In practice you want conversation-level as the headline metric, turn-level as the diagnostic drill-down, and trajectory checks wherever the agent touches real systems.

For the scoring mechanism itself: programmatic assertions handle end-state checks ("the booking exists, dated correctly"); an LLM judge handles the qualitative conversation-level questions ("did the agent notice the goal change?") — with the usual calibration duties covered in the LLM-as-a-judge guide. Two judge-specific warnings for multi-turn work: long transcripts push judges toward recency bias (over-weighting the final turns), and a rubric written for single responses will silently grade only the last turn. Write conversation-specific rubric items — context retention, repair quality, consistency — and spot-check judge verdicts against human reads of full transcripts.

Also resist averaging turn scores into a conversation score. A conversation with nine good turns and one catastrophic one (the agent confirms the wrong account) is not 90% good.

Testing across sessions, not just turns

Everything above still assumes one continuous conversation. The next tier is multi-session: the same user returns tomorrow, references last week, expects to be remembered. If your agent has memory, this is where it earns its complexity — and where it breaks (see agent memory architectures and how to test them).

Testing it requires test users that persist. This is a place where Synthetic Signals's design is directly relevant: its synthetic citizens remember across sessions — a conversation folds into the citizen's memory, so you can test the follow-up call, the "did that ship?" message, and the long game with the same person, not a fresh instantiation who has an injected summary pasted into their prompt. Because each citizen is a whole person with stable context — demographics, household, schedule — their week-later behavior stays coherent with their first visit. And because runs are seed-reproducible, a multi-session failure can be replayed exactly while you fix it.

A practical starting setup

Write 10–20 scripted flows covering your known conversational risks: a correction, a goal shift, a re-ask for provided info, a contradiction check spanning 10+ turns.
Add simulated-user runs with varied goals and personalities to explore unscripted branches; skim transcripts weekly for new failure categories.
Score at two levels: conversation-level goal success (judge + end-state assertions) as the gate; turn-level judgments as diagnostics.
Add one multi-session case per core workflow: same user, next day, referencing the first conversation.
Promote every real conversational failure from production into a scripted regression flow.

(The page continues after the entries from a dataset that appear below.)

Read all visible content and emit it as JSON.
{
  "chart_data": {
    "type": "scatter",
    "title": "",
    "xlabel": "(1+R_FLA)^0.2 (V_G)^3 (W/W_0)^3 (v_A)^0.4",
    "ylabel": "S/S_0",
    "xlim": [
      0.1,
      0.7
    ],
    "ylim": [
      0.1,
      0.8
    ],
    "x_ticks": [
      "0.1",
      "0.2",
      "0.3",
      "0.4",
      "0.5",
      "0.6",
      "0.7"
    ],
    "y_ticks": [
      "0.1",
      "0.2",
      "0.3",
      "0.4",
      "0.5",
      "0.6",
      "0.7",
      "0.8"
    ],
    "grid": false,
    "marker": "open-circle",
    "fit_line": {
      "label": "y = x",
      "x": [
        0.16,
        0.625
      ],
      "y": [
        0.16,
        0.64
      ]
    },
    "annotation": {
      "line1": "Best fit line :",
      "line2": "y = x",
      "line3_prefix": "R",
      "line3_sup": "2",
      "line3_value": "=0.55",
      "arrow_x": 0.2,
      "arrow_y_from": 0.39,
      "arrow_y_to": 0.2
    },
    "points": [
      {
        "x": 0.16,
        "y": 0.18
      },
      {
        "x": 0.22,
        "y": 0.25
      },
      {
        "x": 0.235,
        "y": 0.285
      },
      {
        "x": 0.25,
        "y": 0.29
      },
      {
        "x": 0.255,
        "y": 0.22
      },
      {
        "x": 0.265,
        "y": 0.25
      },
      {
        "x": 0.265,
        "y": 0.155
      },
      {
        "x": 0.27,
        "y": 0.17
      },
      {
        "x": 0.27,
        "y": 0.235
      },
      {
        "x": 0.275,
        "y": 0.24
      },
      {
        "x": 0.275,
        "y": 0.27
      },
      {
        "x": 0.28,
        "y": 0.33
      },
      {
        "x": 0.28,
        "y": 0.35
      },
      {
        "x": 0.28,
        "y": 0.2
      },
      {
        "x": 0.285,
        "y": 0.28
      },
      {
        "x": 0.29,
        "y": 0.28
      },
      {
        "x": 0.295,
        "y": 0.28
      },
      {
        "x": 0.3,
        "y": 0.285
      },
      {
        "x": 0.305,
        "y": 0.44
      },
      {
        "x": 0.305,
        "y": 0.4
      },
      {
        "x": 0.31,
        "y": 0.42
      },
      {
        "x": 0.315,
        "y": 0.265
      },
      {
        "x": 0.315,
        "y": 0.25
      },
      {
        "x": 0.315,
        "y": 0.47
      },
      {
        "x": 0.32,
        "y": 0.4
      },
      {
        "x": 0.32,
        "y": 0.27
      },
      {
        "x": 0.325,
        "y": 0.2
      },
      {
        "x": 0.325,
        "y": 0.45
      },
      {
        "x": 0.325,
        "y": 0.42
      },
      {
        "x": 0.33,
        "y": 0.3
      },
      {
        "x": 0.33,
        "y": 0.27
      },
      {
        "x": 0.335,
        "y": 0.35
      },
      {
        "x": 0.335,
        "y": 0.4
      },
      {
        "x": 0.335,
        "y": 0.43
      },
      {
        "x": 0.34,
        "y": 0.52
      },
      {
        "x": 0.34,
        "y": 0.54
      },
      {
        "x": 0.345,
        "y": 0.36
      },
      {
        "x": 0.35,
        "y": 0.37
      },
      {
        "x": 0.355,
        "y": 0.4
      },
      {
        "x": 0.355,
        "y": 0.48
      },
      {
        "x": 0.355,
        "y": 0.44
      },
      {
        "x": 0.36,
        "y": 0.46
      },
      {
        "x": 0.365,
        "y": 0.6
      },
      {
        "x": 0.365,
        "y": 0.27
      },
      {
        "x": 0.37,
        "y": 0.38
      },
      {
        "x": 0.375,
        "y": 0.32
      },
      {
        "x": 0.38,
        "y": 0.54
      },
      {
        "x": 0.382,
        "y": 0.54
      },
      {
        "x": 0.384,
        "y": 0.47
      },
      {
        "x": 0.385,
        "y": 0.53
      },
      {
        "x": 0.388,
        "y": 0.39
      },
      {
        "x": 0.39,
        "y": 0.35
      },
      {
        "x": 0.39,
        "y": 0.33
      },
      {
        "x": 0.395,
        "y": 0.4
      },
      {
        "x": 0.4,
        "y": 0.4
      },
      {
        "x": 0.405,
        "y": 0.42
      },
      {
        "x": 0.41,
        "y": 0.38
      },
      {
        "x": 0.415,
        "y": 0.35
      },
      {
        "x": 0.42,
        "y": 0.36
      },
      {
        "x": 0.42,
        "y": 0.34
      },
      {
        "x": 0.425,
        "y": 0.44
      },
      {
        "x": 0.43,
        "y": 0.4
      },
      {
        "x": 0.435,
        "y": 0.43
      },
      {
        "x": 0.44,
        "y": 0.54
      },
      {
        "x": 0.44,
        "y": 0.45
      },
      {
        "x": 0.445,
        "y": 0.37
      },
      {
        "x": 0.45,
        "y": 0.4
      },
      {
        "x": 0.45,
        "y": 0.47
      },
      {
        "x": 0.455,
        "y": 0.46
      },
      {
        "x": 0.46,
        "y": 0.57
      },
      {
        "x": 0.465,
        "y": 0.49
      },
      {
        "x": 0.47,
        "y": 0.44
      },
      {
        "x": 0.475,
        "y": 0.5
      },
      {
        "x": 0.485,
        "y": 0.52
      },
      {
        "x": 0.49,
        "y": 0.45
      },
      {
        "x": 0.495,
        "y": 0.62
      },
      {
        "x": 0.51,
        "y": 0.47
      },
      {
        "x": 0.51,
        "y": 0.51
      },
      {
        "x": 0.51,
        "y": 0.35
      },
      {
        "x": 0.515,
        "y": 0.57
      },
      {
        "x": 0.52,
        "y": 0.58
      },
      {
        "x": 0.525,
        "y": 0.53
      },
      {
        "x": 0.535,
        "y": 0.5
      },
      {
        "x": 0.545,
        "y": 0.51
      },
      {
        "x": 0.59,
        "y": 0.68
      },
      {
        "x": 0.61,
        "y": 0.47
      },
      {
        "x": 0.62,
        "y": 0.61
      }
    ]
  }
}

Multi-turn evaluation is more work than a prompt-response test set — more generation, more scoring, more reading of transcripts. But conversations are the product. Evaluating your agent one turn at a time is like reviewing a film one frame at a time: every frame can be in focus while the story makes no sense. For where this fits in a complete evaluation practice, see the AI agent evaluation guide.

FAQ

What is multi-turn evaluation?

Multi-turn evaluation tests an AI system across a whole conversation — or several conversations — instead of scoring isolated prompt-response pairs. It checks whether the system carries context, resolves references like 'the second one', handles goal changes, and stays consistent over time.

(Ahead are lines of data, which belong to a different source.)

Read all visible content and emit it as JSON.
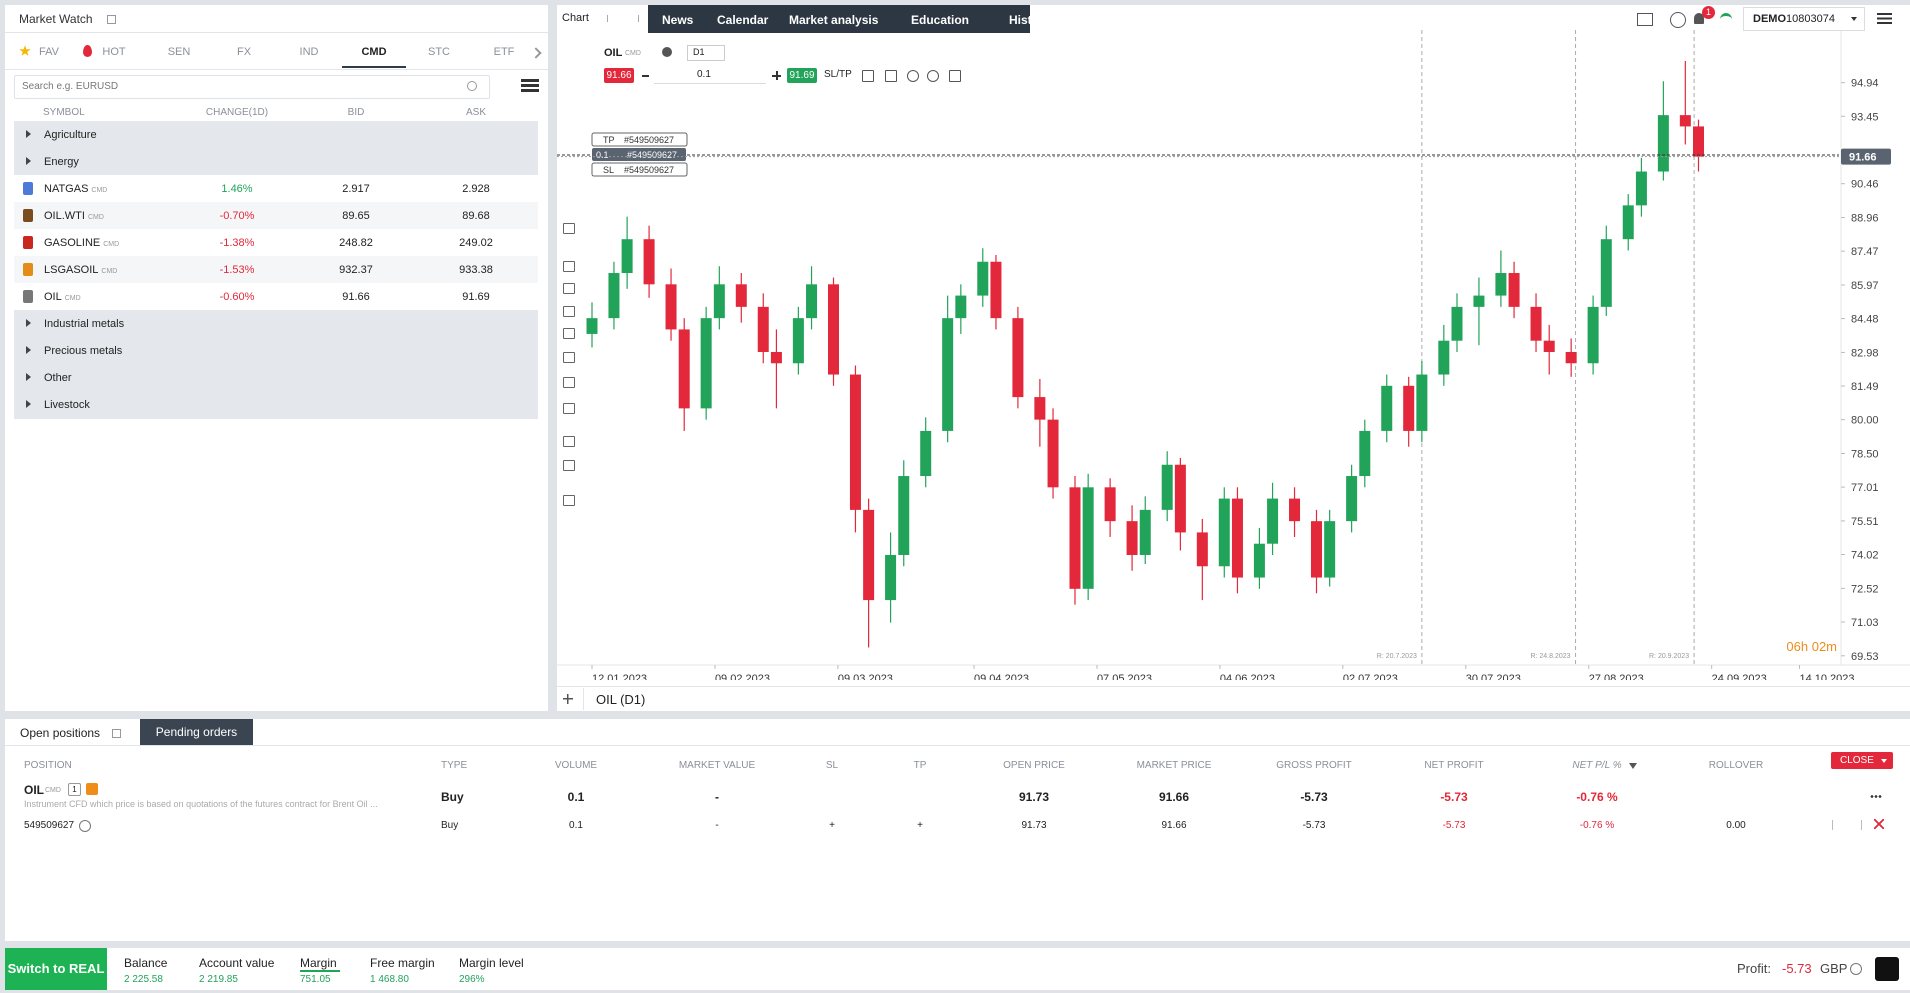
{
  "market_watch": {
    "title": "Market Watch",
    "tabs": [
      "FAV",
      "HOT",
      "SEN",
      "FX",
      "IND",
      "CMD",
      "STC",
      "ETF"
    ],
    "active_tab": "CMD",
    "search_placeholder": "Search e.g. EURUSD",
    "columns": [
      "SYMBOL",
      "CHANGE(1D)",
      "BID",
      "ASK"
    ],
    "groups_before": [
      "Agriculture",
      "Energy"
    ],
    "rows": [
      {
        "symbol": "NATGAS",
        "tag": "CMD",
        "change": "1.46%",
        "bid": "2.917",
        "ask": "2.928"
      },
      {
        "symbol": "OIL.WTI",
        "tag": "CMD",
        "change": "-0.70%",
        "bid": "89.65",
        "ask": "89.68"
      },
      {
        "symbol": "GASOLINE",
        "tag": "CMD",
        "change": "-1.38%",
        "bid": "248.82",
        "ask": "249.02"
      },
      {
        "symbol": "LSGASOIL",
        "tag": "CMD",
        "change": "-1.53%",
        "bid": "932.37",
        "ask": "933.38"
      },
      {
        "symbol": "OIL",
        "tag": "CMD",
        "change": "-0.60%",
        "bid": "91.66",
        "ask": "91.69"
      }
    ],
    "groups_after": [
      "Industrial metals",
      "Precious metals",
      "Other",
      "Livestock"
    ]
  },
  "top_nav": {
    "chart_tab": "Chart",
    "tabs": [
      "News",
      "Calendar",
      "Market analysis",
      "Education",
      "History"
    ],
    "notifications": "1",
    "account_type": "DEMO",
    "account_number": "10803074"
  },
  "chart_toolbar": {
    "symbol": "OIL",
    "tag": "CMD",
    "timeframe": "D1",
    "sell": "91.66",
    "volume": "0.1",
    "buy": "91.69",
    "sltp": "SL/TP"
  },
  "chart_data": {
    "type": "candlestick",
    "up_color": "#22a35a",
    "down_color": "#e2283a",
    "x": [
      "12.01.2023",
      "17.01.2023",
      "20.01.2023",
      "25.01.2023",
      "30.01.2023",
      "02.02.2023",
      "07.02.2023",
      "10.02.2023",
      "15.02.2023",
      "20.02.2023",
      "23.02.2023",
      "28.02.2023",
      "03.03.2023",
      "08.03.2023",
      "13.03.2023",
      "16.03.2023",
      "21.03.2023",
      "24.03.2023",
      "29.03.2023",
      "03.04.2023",
      "06.04.2023",
      "11.04.2023",
      "14.04.2023",
      "19.04.2023",
      "24.04.2023",
      "27.04.2023",
      "02.05.2023",
      "05.05.2023",
      "10.05.2023",
      "15.05.2023",
      "18.05.2023",
      "23.05.2023",
      "26.05.2023",
      "31.05.2023",
      "05.06.2023",
      "08.06.2023",
      "13.06.2023",
      "16.06.2023",
      "21.06.2023",
      "26.06.2023",
      "29.06.2023",
      "04.07.2023",
      "07.07.2023",
      "12.07.2023",
      "17.07.2023",
      "20.07.2023",
      "25.07.2023",
      "28.07.2023",
      "02.08.2023",
      "07.08.2023",
      "10.08.2023",
      "15.08.2023",
      "18.08.2023",
      "23.08.2023",
      "28.08.2023",
      "31.08.2023",
      "05.09.2023",
      "08.09.2023",
      "13.09.2023",
      "18.09.2023",
      "21.09.2023"
    ],
    "open": [
      83.8,
      84.5,
      86.5,
      88.0,
      86.0,
      84.0,
      80.5,
      84.5,
      86.0,
      85.0,
      83.0,
      82.5,
      84.5,
      86.0,
      82.0,
      76.0,
      72.0,
      74.0,
      77.5,
      79.5,
      84.5,
      85.5,
      87.0,
      84.5,
      81.0,
      80.0,
      77.0,
      72.5,
      77.0,
      75.5,
      74.0,
      76.0,
      78.0,
      75.0,
      73.5,
      76.5,
      73.0,
      74.5,
      76.5,
      75.5,
      73.0,
      75.5,
      77.5,
      79.5,
      81.5,
      79.5,
      82.0,
      83.5,
      85.0,
      85.5,
      86.5,
      85.0,
      83.5,
      83.0,
      82.5,
      85.0,
      88.0,
      89.5,
      91.0,
      93.5,
      93.0
    ],
    "high": [
      85.2,
      87.0,
      89.0,
      88.6,
      86.7,
      84.5,
      85.0,
      86.8,
      86.5,
      85.6,
      84.0,
      85.0,
      86.8,
      86.3,
      82.4,
      76.5,
      75.0,
      78.2,
      80.1,
      85.5,
      86.0,
      87.6,
      87.3,
      85.0,
      81.8,
      80.5,
      77.5,
      77.6,
      77.4,
      76.2,
      76.6,
      78.6,
      78.3,
      75.6,
      77.0,
      77.0,
      75.2,
      77.2,
      77.0,
      76.0,
      76.0,
      78.0,
      80.0,
      82.0,
      81.9,
      82.6,
      84.2,
      85.6,
      86.3,
      87.5,
      87.0,
      85.6,
      84.2,
      83.6,
      85.5,
      88.6,
      90.0,
      91.6,
      95.0,
      95.9,
      93.3
    ],
    "low": [
      83.2,
      84.0,
      85.8,
      85.4,
      83.5,
      79.5,
      80.0,
      84.0,
      84.3,
      82.5,
      80.5,
      82.0,
      84.0,
      81.5,
      75.0,
      69.9,
      71.0,
      73.5,
      77.0,
      79.0,
      83.8,
      85.0,
      84.0,
      80.5,
      78.8,
      76.5,
      71.8,
      72.0,
      74.8,
      73.3,
      73.6,
      75.5,
      74.2,
      72.0,
      73.0,
      72.3,
      72.5,
      74.0,
      74.8,
      72.3,
      72.6,
      75.0,
      77.0,
      79.0,
      78.8,
      79.0,
      81.5,
      83.0,
      83.3,
      85.0,
      84.5,
      83.0,
      82.0,
      81.9,
      82.0,
      84.6,
      87.5,
      89.0,
      90.6,
      92.2,
      91.0
    ],
    "close": [
      84.5,
      86.5,
      88.0,
      86.0,
      84.0,
      80.5,
      84.5,
      86.0,
      85.0,
      83.0,
      82.5,
      84.5,
      86.0,
      82.0,
      76.0,
      72.0,
      74.0,
      77.5,
      79.5,
      84.5,
      85.5,
      87.0,
      84.5,
      81.0,
      80.0,
      77.0,
      72.5,
      77.0,
      75.5,
      74.0,
      76.0,
      78.0,
      75.0,
      73.5,
      76.5,
      73.0,
      74.5,
      76.5,
      75.5,
      73.0,
      75.5,
      77.5,
      79.5,
      81.5,
      79.5,
      82.0,
      83.5,
      85.0,
      85.5,
      86.5,
      85.0,
      83.5,
      83.0,
      82.5,
      85.0,
      88.0,
      89.5,
      91.0,
      93.5,
      93.0,
      91.66
    ],
    "xlim": [
      "12.01.2023",
      "23.10.2023"
    ],
    "xticks": [
      "12.01.2023",
      "09.02.2023",
      "09.03.2023",
      "09.04.2023",
      "07.05.2023",
      "04.06.2023",
      "02.07.2023",
      "30.07.2023",
      "27.08.2023",
      "24.09.2023",
      "14.10.2023"
    ],
    "ylim": [
      69.3,
      95.9
    ],
    "yticks": [
      94.94,
      93.45,
      90.46,
      88.96,
      87.47,
      85.97,
      84.48,
      82.98,
      81.49,
      {
        "value": 80,
        "label": "80.00"
      },
      {
        "value": 78.5,
        "label": "78.50"
      },
      77.01,
      75.51,
      74.02,
      72.52,
      71.03,
      69.53
    ],
    "grid": false,
    "last": 91.66,
    "position": {
      "open_price": 91.73,
      "volume": "0.1",
      "order": "#549509627",
      "tp": "TP",
      "sl": "SL"
    },
    "annotations": [
      {
        "date": "20.7.2023",
        "label": "R: 20.7.2023"
      },
      {
        "date": "24.8.2023",
        "label": "R: 24.8.2023"
      },
      {
        "date": "20.9.2023",
        "label": "R: 20.9.2023"
      }
    ],
    "timer": "06h 02m"
  },
  "chart_footer": {
    "title": "OIL (D1)"
  },
  "positions": {
    "tabs": [
      "Open positions",
      "Pending orders"
    ],
    "columns": [
      "POSITION",
      "TYPE",
      "VOLUME",
      "MARKET VALUE",
      "SL",
      "TP",
      "OPEN PRICE",
      "MARKET PRICE",
      "GROSS PROFIT",
      "NET PROFIT",
      "NET P/L %",
      "ROLLOVER"
    ],
    "close": "CLOSE",
    "symbol": "OIL",
    "tag": "CMD",
    "count": "1",
    "description": "Instrument CFD which price is based on quotations of the futures contract for Brent Oil ...",
    "summary": [
      "Buy",
      "0.1",
      "-",
      null,
      null,
      "91.73",
      "91.66",
      "-5.73",
      "-5.73",
      "-0.76 %",
      null
    ],
    "detail": [
      "549509627",
      "Buy",
      "0.1",
      "-",
      "+",
      "+",
      "91.73",
      "91.66",
      "-5.73",
      "-5.73",
      "-0.76 %",
      "0.00"
    ]
  },
  "footer": {
    "switch": "Switch to REAL",
    "stats": [
      {
        "label": "Balance",
        "value": "2 225.58"
      },
      {
        "label": "Account value",
        "value": "2 219.85"
      },
      {
        "label": "Margin",
        "value": "751.05"
      },
      {
        "label": "Free margin",
        "value": "1 468.80"
      },
      {
        "label": "Margin level",
        "value": "296%"
      }
    ],
    "profit_label": "Profit:",
    "profit": "-5.73",
    "currency": "GBP"
  }
}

Why do single-turn evals miss failures?

Because most conversational failures are relational: the agent forgets what was said three turns ago, misresolves a pronoun, or contradicts its earlier answer. Every individual turn can look fine in isolation while the conversation as a whole fails the user.

Should I score every turn or the whole conversation?

Both, for different reasons. Turn-level scoring localizes where a conversation went wrong, which helps debugging. Conversation-level scoring measures what actually matters to the user — whether the goal was achieved. Relying on turn-level scores alone can rate a failed conversation as a series of fine turns.

How do you test conversations that span multiple sessions?

You need test users with persistent memory: the same simulated person returns days later and references the earlier interaction. Fixed test scripts can fake this with injected context; simulated users that genuinely remember across sessions test it for real.